Textcat: Multiple categories per "accept" key?

toadle · September 27, 2024, 6:58am

Hey everybody,

I'm currently working on a textcat (multilabel) that can categorize bank-turnover purposes. So far I've labeled around ~4000 examples.

I find it hard to keep an overview of all my examples therefore I export them to JSONL and skim through them with jq.

I noticed some strange entries in my data and now am worried that there is something wrong with my dataset:

When I run this:

prodigy db-out bank_turnovers_categorization > assets/bank_turnovers_categorization_annotated.jsonl
jq -n '[inputs | .accept] | add' assets/bank_turnovers_categorization_annotated.jsonl
[
  "Sonstige Kosten",
  "Kaltmiete, Nebenkostenvorauszahlung, Heizkostenvorauszahlung, Nebenkostenvorauszahlung, Kaltmiete, Heizkostenvorauszahlung, Nebenkostenvorauszahlung, Heizkostenvorauszahlung, Kaltmiete, Heizkostenvorauszahlung, Nebenkostenvorauszahlung, Kaltmiete, Heizkostenvorauszahlung, Nebenkostenvorauszahlung, Kaltmiete, Heizkostenvorauszahlung, Nebenkostenvorauszahlung, Kaltmiete",
  "Nebenkostenvorauszahlung, Kaltmiete, Heizkostenvorauszahlung",
  "Kaltmiete, Nebenkostenvorauszahlung, Heizkostenvorauszahlung",
  "Kaltmiete, Heizkostenvorauszahlung, Nebenkostenvorauszahlung",
...
]

You can see that I get several entries, where the .accept key have multiple values. But not as separate entries into the .accept-array, but rather as one single string where entries are separated by a comma.

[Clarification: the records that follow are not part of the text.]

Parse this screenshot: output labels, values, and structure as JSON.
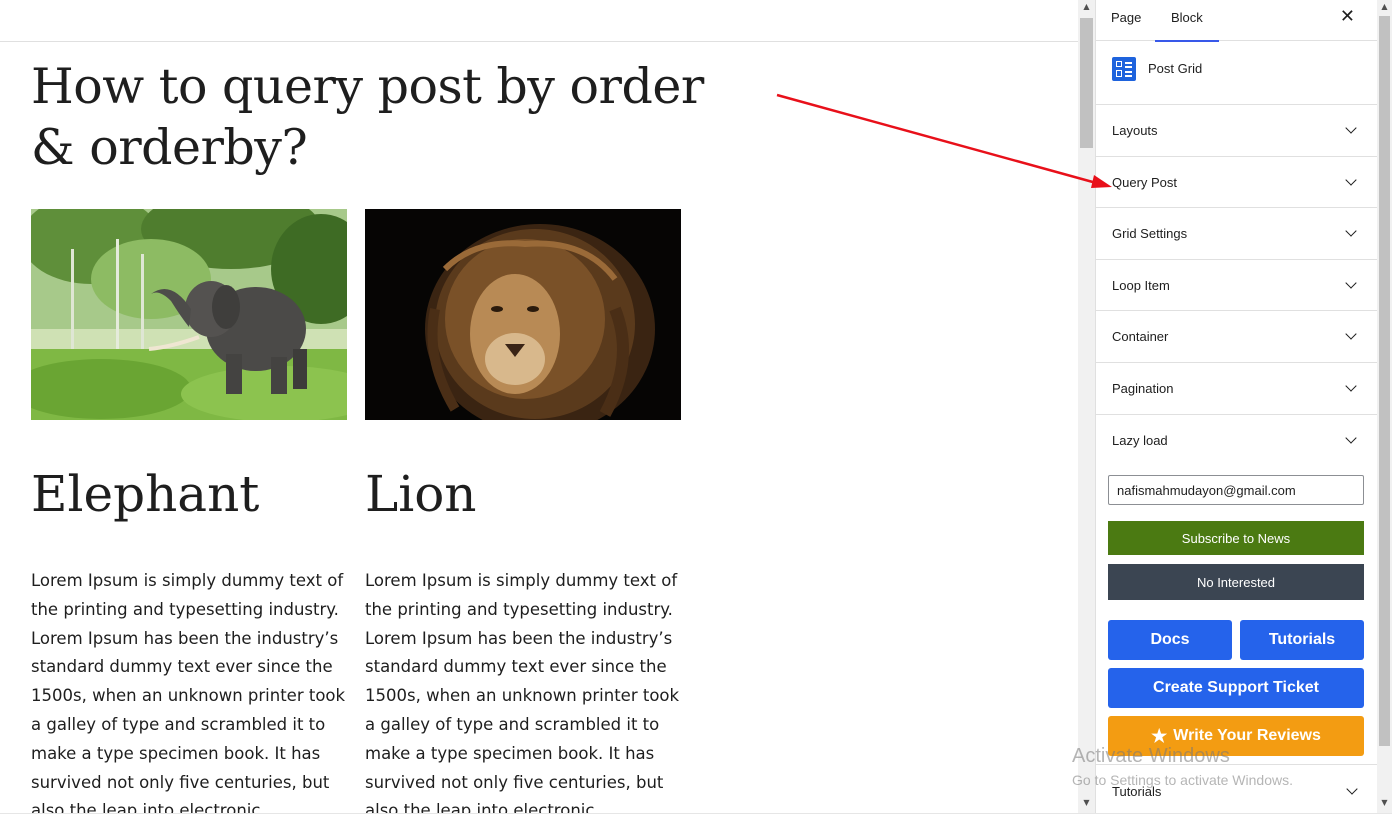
{
  "post": {
    "title": "How to query post by order & orderby?",
    "cards": [
      {
        "title": "Elephant",
        "image": "elephant-photo",
        "excerpt": "Lorem Ipsum is simply dummy text of the printing and typesetting industry. Lorem Ipsum has been the industry’s standard dummy text ever since the 1500s, when an unknown printer took a galley of type and scrambled it to make a type specimen book. It has survived not only five centuries, but also the leap into electronic typesetting"
      },
      {
        "title": "Lion",
        "image": "lion-photo",
        "excerpt": "Lorem Ipsum is simply dummy text of the printing and typesetting industry. Lorem Ipsum has been the industry’s standard dummy text ever since the 1500s, when an unknown printer took a galley of type and scrambled it to make a type specimen book. It has survived not only five centuries, but also the leap into electronic typesetting"
      }
    ]
  },
  "sidebar": {
    "tabs": {
      "page": "Page",
      "block": "Block"
    },
    "close": "✕",
    "block_name": "Post Grid",
    "panels": [
      "Layouts",
      "Query Post",
      "Grid Settings",
      "Loop Item",
      "Container",
      "Pagination",
      "Lazy load"
    ],
    "promo": {
      "email_value": "nafismahmudayon@gmail.com",
      "subscribe": "Subscribe to News",
      "not_interested": "No Interested",
      "docs": "Docs",
      "tutorials": "Tutorials",
      "support": "Create Support Ticket",
      "reviews": "Write Your Reviews"
    },
    "bottom_panel": "Tutorials"
  },
  "watermark": {
    "title": "Activate Windows",
    "subtitle": "Go to Settings to activate Windows."
  },
  "colors": {
    "accent": "#3858e9",
    "primary_button": "#2563eb",
    "subscribe": "#4b7a12",
    "not_interested": "#3b4552",
    "reviews": "#f39c12",
    "annotation_arrow": "#e8101a"
  }
}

That somehow looks broken to me. I also noticed that the model is not as good at recognizing bank-turnovers that should be of the categorizes that appear in those "multi-entry-.accept-examples" than it is at reconizing the ones where .accept has only a single value.

Can you advise?

Thanks!

magdaaniol · September 30, 2024, 10:38am

Hi @toadle,

In multilabel textcat annotation the accepted options are stored as a list of strings (the IDs of options) under the accept key. So in general, it is expected to have multiple strings under accept.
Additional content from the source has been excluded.